What have you learned in the process of becoming wealthy that others can learn from?
Making the money we did didn’t change us as people. We view money as a tool to use to get us from point A to point B or letting us reinvest in our business. From a personal viewpoint, making money enabled my husband and me to build our family (we have four kids) and to live a life beyond our wildest dreams and still doing so and it has also helped us pay it forward.
Do you have any favorite business-related or personal development related books that you can recommend to other entrepreneurs?
The book—and it’s my favorite book of all time—that helped me when we launched our first business is Delivering Happiness, written by Tony Hsieh, the founder of Zappos. I also learned from a book called Leaders Eat Last, which is leadership and how as a leader, it’s up to you to motivate and empower your team.
And I’m proud of a book I wrote—The No-Nonsense Guide to Small Business Marketing, a downloadable guide where I share what I’ve learned on my entrepreneurial journey.
My current all-time favorite is Super Attractor by Gabrielle Bernstein which lays out the essential methods for manifesting a life beyond your wildest dreams.
What is your experience with paid advertising, like PPC or sponsored content campaigns?
I think it works if you work it! What I mean,n by this is that even if you pay to play, you must have your game plan after you receive the lead and have the proper funnels in place to nurture and cultivate that lead into a sale. You must know your numbers and know your break-even point and have a number in your head as your ROI before you invent in Paid ads or any sponsored type content.
What new business would you love to start?
I love cooking, baking, and making people happy so I think if I were to start a new business it would be a restaurant, a gym, or some sort of a lifestyle business.
If you could go back in a time machine to the time when you were just getting started, what would you do differently?
I have loved my entrepreneurial journey and really do not have any regrets. That said, if I would have done anything differently, I would have probably chosen my friends and business associates with a little more scrutiny had I known better, but you eventually learn with time and by making mistakes.
If you could go back in a time machine to the time when you were first making a name for yourself, what advice would you give yourself?

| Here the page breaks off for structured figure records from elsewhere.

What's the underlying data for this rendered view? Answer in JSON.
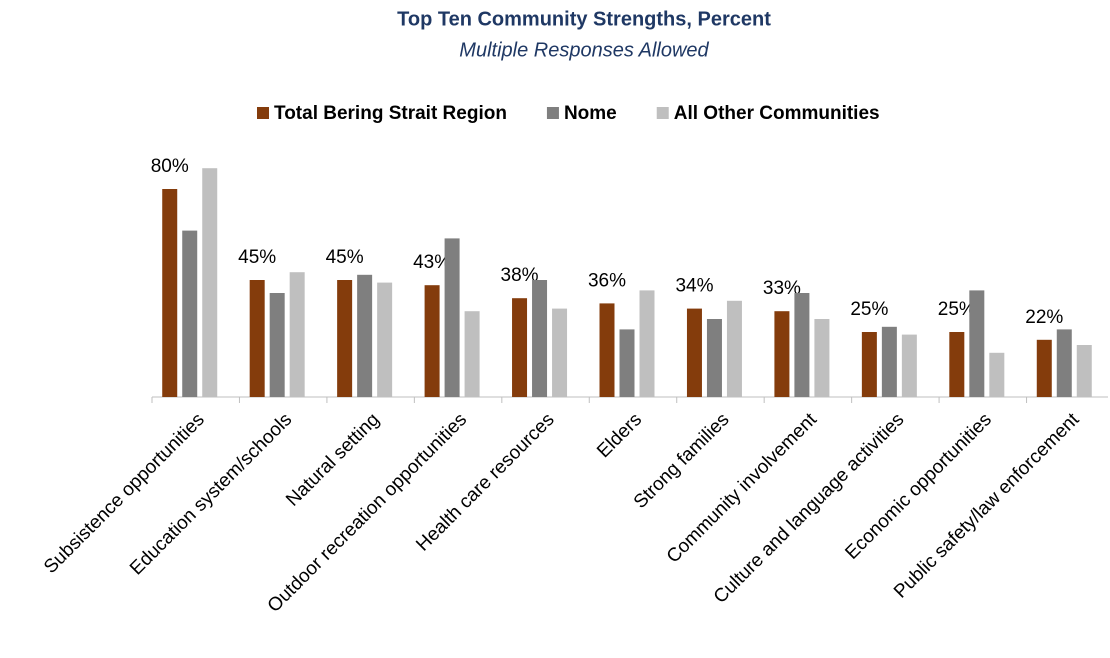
{
  "chart_data": {
    "type": "bar",
    "title": "Top Ten Community Strengths, Percent",
    "subtitle": "Multiple Responses Allowed",
    "categories": [
      "Subsistence opportunities",
      "Education system/schools",
      "Natural setting",
      "Outdoor recreation opportunities",
      "Health care resources",
      "Elders",
      "Strong families",
      "Community involvement",
      "Culture and language activities",
      "Economic opportunities",
      "Public safety/law enforcement"
    ],
    "series": [
      {
        "name": "Total Bering Strait Region",
        "color": "#843c0c",
        "values": [
          80,
          45,
          45,
          43,
          38,
          36,
          34,
          33,
          25,
          25,
          22
        ],
        "value_labels": [
          "80%",
          "45%",
          "45%",
          "43%",
          "38%",
          "36%",
          "34%",
          "33%",
          "25%",
          "25%",
          "22%"
        ]
      },
      {
        "name": "Nome",
        "color": "#7f7f7f",
        "values": [
          64,
          40,
          47,
          61,
          45,
          26,
          30,
          40,
          27,
          41,
          26
        ]
      },
      {
        "name": "All Other Communities",
        "color": "#bfbfbf",
        "values": [
          88,
          48,
          44,
          33,
          34,
          41,
          37,
          30,
          24,
          17,
          20
        ]
      }
    ],
    "ylim": [
      0,
      90
    ],
    "legend": "top"
  }
}
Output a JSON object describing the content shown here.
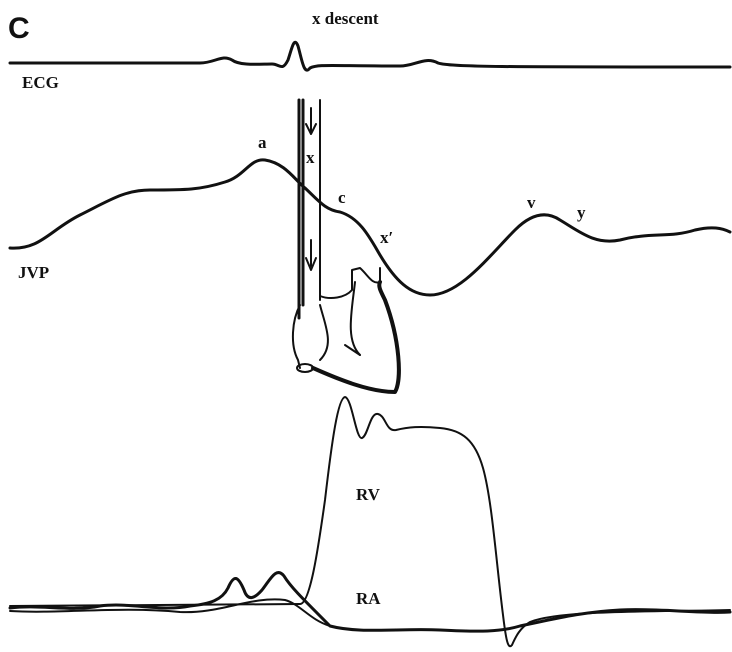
{
  "panel_label": "C",
  "labels": {
    "x_descent": "x descent",
    "ecg": "ECG",
    "jvp": "JVP",
    "a": "a",
    "x": "x",
    "c": "c",
    "x_prime": "x′",
    "v": "v",
    "y": "y",
    "rv": "RV",
    "ra": "RA"
  }
}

I think I have done a pretty good job of creating a brand for myself to date. If I were to do it any better, I would say to launch a book and conduct speaking engagements to encourage others to go after their dreams and goals as I did.
What is the toughest decision you had to make in the last few months?
Well, that is easy, having to take my business with all my employees to a remote-based organization and maintaining profitability and growth and also as a result of Coronavirus. It has been a difficult transition but we have been able to keep our doors open, which I am thankful for.
What is the best advice you have ever been given?
The best small business advice I ever received is that in order to get whatever you want you have to ask—and hunt for it. If you don’t at least try, you will never ever know the answer.
What advice would you give to a newbie Entrepreneur setting up their first business?
My advice to entrepreneurs just starting out is to ask yourself, “Are you really passionate about this idea?” because it all begins with you and how passionate and how much you believe in the product or service that you’re about to launch. You need to believe in it first before you can get anybody else to believe in it and get on board with you.
Once you’re sure you have the passion for the idea and you’re ready to take the next step, find a mentor, and test the waters. Talk to people who are already in business or do a test out there with your potential target market. Don’t just talk to family or friends about your idea—they will always tell you what you want to hear. Start slow and steady and don’t rush into anything. With time, everything will fall into place.